Judiciary is Overworked By Politicians – Buba

Retired Judge of the Federal High Court, Justice Ibrahim Buba, has voiced his concerns regarding the undue burden placed on the judiciary by politicians in Nigeria to sustain democracy.

He disclosed that the judiciary often faces scrutiny and criticism, while politicians evade accountability for their actions.

According to him, “There’s an important need for politicians to adhere to the rules outlined in both their party constitutions and the national constitution to ensure societal progress, stressing that without adherence to these rules, society cannot advance effectively.

Speaking at a conference organized by the Tap Initiative with support from the Open Society Funds in Abuja, the retired Judge spoke on the challenges faced by the judiciary in upholding the rule of law amidst political pressures.
He further urged for greater recognition of the systemic issues within the political system that contribute to the strain on the judiciary.

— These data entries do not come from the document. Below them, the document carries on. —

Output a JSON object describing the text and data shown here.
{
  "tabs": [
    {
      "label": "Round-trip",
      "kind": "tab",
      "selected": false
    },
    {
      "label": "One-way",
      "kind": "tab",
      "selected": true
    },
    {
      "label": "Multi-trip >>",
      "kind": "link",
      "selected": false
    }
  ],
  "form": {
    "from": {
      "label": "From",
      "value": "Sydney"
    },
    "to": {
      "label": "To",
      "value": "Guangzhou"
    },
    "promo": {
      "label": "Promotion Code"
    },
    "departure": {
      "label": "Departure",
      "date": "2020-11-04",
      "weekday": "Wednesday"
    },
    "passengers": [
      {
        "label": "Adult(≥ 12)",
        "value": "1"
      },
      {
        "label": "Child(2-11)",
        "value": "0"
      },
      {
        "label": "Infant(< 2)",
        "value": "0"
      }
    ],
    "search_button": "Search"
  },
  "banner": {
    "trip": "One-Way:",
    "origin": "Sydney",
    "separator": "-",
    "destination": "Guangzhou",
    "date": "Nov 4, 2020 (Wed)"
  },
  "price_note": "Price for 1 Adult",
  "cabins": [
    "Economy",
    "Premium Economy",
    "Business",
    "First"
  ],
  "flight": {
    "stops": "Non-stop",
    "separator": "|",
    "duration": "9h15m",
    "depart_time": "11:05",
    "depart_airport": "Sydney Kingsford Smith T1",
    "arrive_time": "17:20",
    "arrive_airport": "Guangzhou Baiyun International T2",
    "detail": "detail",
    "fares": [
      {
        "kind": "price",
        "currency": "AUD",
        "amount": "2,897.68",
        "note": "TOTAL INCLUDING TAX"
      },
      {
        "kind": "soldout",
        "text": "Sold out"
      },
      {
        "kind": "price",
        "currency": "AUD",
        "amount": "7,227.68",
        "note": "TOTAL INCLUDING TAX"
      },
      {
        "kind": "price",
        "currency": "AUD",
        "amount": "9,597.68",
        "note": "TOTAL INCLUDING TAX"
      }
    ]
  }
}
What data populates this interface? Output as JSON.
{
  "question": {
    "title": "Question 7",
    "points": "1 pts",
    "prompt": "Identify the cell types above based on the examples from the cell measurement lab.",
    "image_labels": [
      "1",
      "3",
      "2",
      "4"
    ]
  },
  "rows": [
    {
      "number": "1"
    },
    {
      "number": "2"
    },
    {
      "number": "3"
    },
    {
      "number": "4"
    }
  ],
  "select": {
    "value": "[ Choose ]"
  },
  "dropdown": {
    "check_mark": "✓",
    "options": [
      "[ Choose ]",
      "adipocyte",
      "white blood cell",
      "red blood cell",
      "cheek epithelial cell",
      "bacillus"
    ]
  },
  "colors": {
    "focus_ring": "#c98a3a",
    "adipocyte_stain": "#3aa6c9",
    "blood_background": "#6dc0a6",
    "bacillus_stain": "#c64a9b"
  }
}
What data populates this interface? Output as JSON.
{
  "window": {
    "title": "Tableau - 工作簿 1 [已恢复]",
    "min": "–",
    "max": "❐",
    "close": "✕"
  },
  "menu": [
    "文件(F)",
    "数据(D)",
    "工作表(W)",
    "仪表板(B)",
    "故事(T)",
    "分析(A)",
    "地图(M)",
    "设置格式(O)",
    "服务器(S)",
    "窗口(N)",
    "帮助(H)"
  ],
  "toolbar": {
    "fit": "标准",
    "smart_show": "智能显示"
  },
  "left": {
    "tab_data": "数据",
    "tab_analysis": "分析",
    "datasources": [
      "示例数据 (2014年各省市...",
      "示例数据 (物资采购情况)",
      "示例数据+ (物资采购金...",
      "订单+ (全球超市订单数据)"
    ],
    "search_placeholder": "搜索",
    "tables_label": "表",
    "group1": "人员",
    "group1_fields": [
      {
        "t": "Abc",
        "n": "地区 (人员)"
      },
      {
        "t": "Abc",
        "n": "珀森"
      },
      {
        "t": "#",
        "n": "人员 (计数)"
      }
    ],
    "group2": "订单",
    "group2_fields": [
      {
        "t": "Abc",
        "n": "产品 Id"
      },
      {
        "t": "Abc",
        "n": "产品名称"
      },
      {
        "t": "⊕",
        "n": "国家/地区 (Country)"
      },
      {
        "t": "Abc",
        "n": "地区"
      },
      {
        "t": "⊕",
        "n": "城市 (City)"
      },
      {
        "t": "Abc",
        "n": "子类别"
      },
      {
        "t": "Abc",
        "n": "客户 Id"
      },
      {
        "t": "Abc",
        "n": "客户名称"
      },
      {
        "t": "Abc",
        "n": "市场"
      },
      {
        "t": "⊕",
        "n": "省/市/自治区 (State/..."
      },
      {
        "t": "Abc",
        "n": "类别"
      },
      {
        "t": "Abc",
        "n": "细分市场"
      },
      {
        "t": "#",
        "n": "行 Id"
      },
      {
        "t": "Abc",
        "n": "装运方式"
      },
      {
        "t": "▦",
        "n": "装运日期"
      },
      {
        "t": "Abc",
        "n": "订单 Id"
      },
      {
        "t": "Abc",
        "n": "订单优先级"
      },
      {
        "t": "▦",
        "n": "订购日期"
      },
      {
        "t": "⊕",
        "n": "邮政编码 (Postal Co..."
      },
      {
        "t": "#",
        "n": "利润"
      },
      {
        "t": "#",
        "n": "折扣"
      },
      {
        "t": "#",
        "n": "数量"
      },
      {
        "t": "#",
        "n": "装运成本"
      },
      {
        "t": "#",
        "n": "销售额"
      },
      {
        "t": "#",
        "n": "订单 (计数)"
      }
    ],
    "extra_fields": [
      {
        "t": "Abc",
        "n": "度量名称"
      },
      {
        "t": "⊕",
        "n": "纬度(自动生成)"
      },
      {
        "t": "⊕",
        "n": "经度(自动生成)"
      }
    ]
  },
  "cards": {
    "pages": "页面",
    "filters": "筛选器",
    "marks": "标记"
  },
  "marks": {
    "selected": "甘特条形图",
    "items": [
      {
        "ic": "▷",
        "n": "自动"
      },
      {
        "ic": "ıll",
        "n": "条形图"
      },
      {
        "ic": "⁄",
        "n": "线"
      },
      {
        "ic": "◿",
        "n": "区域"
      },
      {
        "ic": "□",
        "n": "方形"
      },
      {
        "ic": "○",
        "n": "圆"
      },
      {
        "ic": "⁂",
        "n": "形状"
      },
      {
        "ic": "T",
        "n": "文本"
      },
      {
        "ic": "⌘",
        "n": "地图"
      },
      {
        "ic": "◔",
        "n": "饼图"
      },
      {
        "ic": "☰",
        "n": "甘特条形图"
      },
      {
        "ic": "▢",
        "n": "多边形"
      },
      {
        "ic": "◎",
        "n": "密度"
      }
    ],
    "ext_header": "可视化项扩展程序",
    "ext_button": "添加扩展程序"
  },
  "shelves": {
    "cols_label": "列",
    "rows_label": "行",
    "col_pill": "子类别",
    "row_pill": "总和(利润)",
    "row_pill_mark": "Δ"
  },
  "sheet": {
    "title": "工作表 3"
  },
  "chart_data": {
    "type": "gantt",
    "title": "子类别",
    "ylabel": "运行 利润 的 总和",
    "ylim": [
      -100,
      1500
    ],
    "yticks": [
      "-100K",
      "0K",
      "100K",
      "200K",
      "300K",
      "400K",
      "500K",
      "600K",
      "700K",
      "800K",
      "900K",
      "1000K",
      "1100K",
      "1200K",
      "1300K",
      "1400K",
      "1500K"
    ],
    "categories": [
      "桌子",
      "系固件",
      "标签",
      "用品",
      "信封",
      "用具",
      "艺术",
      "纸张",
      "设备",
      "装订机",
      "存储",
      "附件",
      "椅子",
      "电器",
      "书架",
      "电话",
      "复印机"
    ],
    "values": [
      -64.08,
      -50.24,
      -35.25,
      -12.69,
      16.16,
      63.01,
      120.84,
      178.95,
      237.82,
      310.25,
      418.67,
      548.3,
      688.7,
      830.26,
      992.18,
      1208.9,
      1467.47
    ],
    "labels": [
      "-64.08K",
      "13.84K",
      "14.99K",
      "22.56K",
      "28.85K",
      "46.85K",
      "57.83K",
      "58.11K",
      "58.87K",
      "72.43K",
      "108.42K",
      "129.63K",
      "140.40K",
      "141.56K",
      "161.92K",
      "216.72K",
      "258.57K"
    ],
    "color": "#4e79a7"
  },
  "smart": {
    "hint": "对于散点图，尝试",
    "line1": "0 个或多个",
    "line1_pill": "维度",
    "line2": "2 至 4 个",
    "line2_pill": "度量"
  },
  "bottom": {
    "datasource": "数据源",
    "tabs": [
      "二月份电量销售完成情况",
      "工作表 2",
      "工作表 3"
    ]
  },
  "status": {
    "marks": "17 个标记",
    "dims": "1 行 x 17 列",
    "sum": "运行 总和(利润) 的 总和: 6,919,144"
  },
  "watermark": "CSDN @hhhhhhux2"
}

Buba’s remarks underscore the importance of fostering accountability and adherence to legal frameworks within the political sphere to alleviate the burden placed on the judiciary and facilitate societal development.

He said, “The Nigerian judiciary, is undoubtedly being overworked by politicians to sustain democracy, it is very easy for an outsider not to see the ‘cow” on the head of the politician and political class, to quickly see the ‘lice’ on the head of the judiciary.”

“No amount of judicial activism by the judges can better society if the political class is not willing to play by the rules of the game, according to the constitution of their parties enacted by them and given to themselves, in line with the constitution of Federal Republic of Nigeria. ”

Buba urged politicians to focus on politics of development and advancement to avoid wasting resources on inter-party fights, election petitions, and dragging the judiciary into a conflict of “do or die.

“If we play politics of development, politics of advancement we will not waste resources into an inter-party fight, election petitions and by extension, dragging the judiciary in the mud of the conflict of do or die.

“We will be better off. our experience has shown that there are no other areas of litigation that drag the judiciary into conflict and try to splash mud on the judiciary than the political cases,” he stated

The retired high court judge however lamented that politicians who are not qualified as judges attempt to influence the judiciary’s interpretation of the law.

According to him, “The judiciary needs to appoint individuals who can challenge the actions of the other arms of government on the bench.

“In the three arms of government, it is only the judiciary that has stringent conditions of qualification. Our judges must have a minimum of 10 years post-call to be appointed judges of a high court, while a school certificate whether pass or fail or its equivalent can attain offices in the other arms of government.

It is they who are in politics and try to dictate to the judiciary what the law is, and what should be done.

It is in this regard, the members of the bar must jealously guard and guide their profession and ensure that the judiciary gets the right people on the bench who can call off the bluff of the other arms of government in checks and balances” he said.

The Executive Director of Tap Initiative, Martins Obono, said the primary objective of the conference was to facilitate a more in-depth analysis of the issue of judicial accountability.

He added “The overarching goal was to explore strategies for enhancing public trust in the judiciary.